Tirotta Christopher F, Munro Hamish M, Salvaggio Jane, Madril Danielle, Felix Donald E, Rusinowski Lynda, Tyler Cristi, Decampli William, Hannan Robert L, Burke Redmond P
Congenital Heart Institute of Miami Children's Hospital and Arnold Palmer Hospital for Children, Miami, FL 33155, USA.
Paediatr Anaesth. 2009 Jun;19(6):571-6. doi: 10.1111/j.1460-9592.2009.03009.x.
To determine the efficacy and safety of a continuous subcutaneous local anesthetic (LA) infusion in pediatric patients following open heart surgery.
The use of a continuous LA infusion has been shown to be beneficial following adult cardiac surgery. To date there are no studies in the pediatric population.
METHODS/MATERIALS: Using a prospective, randomized, and double blind design, we compared LA, either 0.25% levobupivacaine or bupivacaine (Treatment Group) to saline (Placebo Group) delivered subcutaneously via a continuous infusion for 72 h after open heart surgery in 72 patients. Requirements for postoperative analgesics and pain scores were recorded for 72 h and plasma levels of local anesthetic were measured. Secondary outcomes measures included time to first oral intake, time to first bowel movement, time to urinary catheter removal, length of stay, requirements for antiemetics and additional sedation.
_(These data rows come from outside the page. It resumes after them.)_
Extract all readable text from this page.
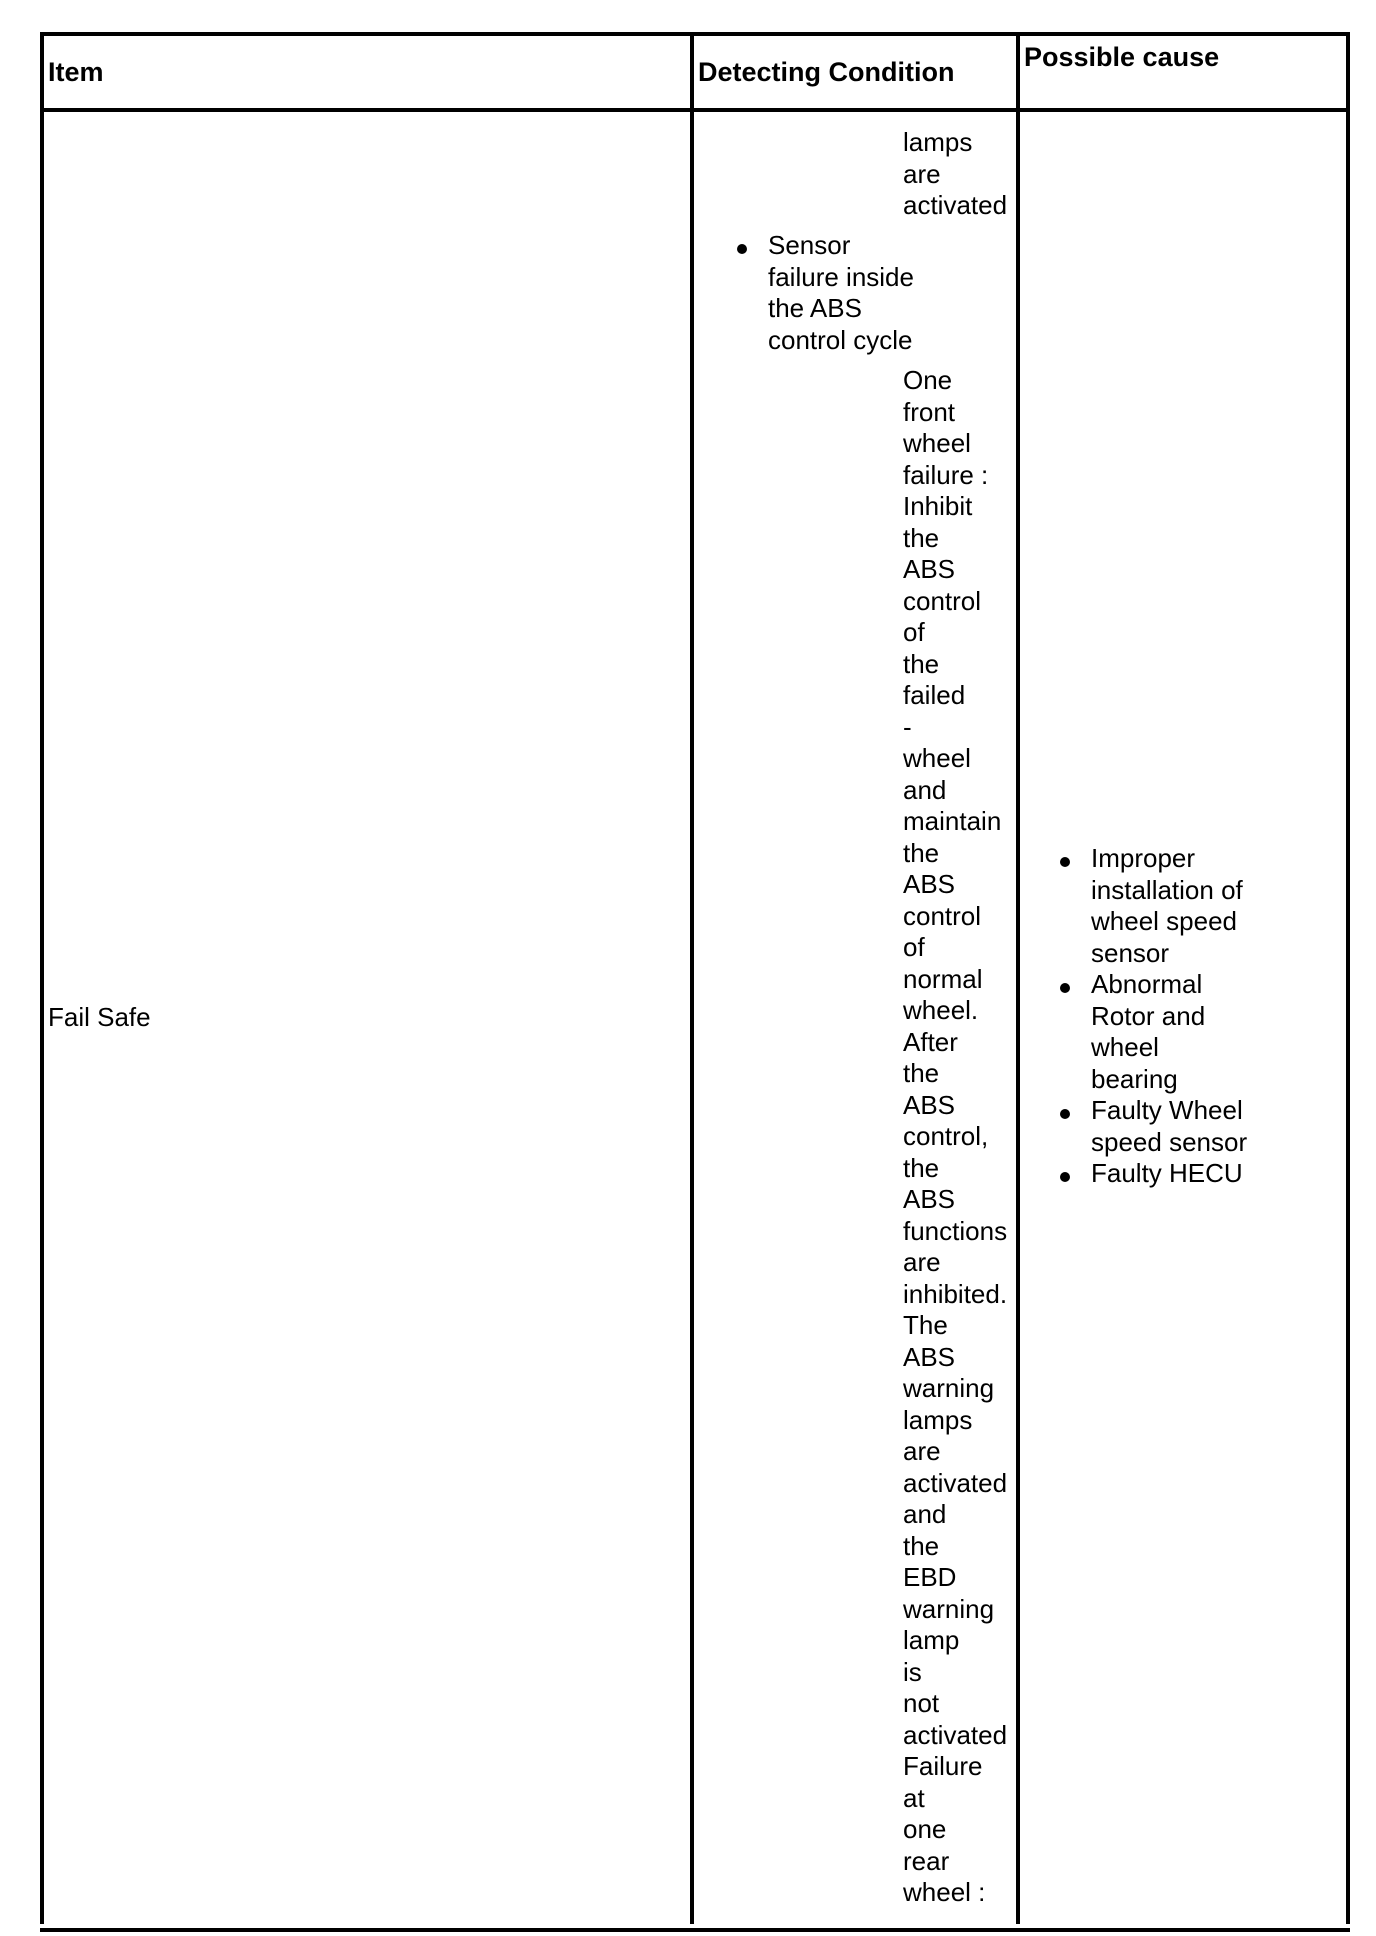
Item	Detecting Condition	Possible cause
Fail Safe
lamps
are
activated
Sensor
failure inside
the ABS
control cycle
One
front
wheel
failure :
Inhibit
the
ABS
control
of
the
failed
-
wheel
and
maintain
the
ABS
control
of
normal
wheel.
After
the
ABS
control,
the
ABS
functions
are
inhibited.
The
ABS
warning
lamps
are
activated
and
the
EBD
warning
lamp
is
not
activated
Failure
at
one
rear
wheel :
Improper
installation of
wheel speed
sensor
Abnormal
Rotor and
wheel
bearing
Faulty Wheel
speed sensor
Faulty HECU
Total morphine requirements over the first 24 h were less in the Treatment Group than the Placebo Group (0.05 mg x kg(-1) vs 0.2 mg x kg(-1), P = 0.007); this was true for all patient groups except those patients weighing less than 6.3 kg. The number of patients requiring no morphine was greater in the Treatment Group (7/35 vs 1/37, P = 0.02). The Treatment Group also received less midazolam, lorazepam, and ketorolac than the Placebo Group over 72 h due to the reduced clinical need for these agents in patients weighing less than 31 kg. There were no differences in secondary outcomes.
A continuous incisional infusion of LA reduced postoperative analgesic requirement and sedative use in pediatric patients undergoing a median sternotomy incision. Dosed at a maximum rate of 0.4 mg x kg(-1) x h(-1), a continuous incisional infusion of LA is effective and safe for up to 72 h, with plasma levels of local anesthetic well below the toxic threshold.
确定小儿心脏直视手术后持续皮下输注局部麻醉药(LA)的有效性和安全性。
持续输注LA已被证明对成人心脏手术后有益。迄今为止,尚无针对儿科人群的研究。
方法/材料:采用前瞻性、随机、双盲设计,我们将72例患者在心脏直视手术后通过持续输注皮下给予0.25%左旋布比卡因或布比卡因(治疗组)与生理盐水(安慰剂组)进行了比较。记录术后72小时的镇痛药物需求和疼痛评分,并测量局部麻醉药的血浆水平。次要结局指标包括首次经口进食时间、首次排便时间、拔除导尿管时间、住院时间、止吐药需求和额外镇静需求。
治疗组前24小时的吗啡总需求量低于安慰剂组(0.05mg·kg⁻¹ 对 0.2mg·kg⁻¹,P = 0.007);除体重小于6.3kg的患者外,所有患者组均如此。治疗组中无需吗啡的患者数量更多(7/35对1/37,P = 0.02)。由于体重小于31kg的患者对这些药物的临床需求减少,治疗组在72小时内接受的咪达唑仑、劳拉西泮和酮咯酸也比安慰剂组少。次要结局无差异。
持续切口输注LA可减少接受正中胸骨切开术的小儿患者的术后镇痛需求和镇静药物使用。以最大速率0.4mg·kg⁻¹·h⁻¹给药,持续切口输注LA长达72小时是有效且安全的,局部麻醉药的血浆水平远低于中毒阈值。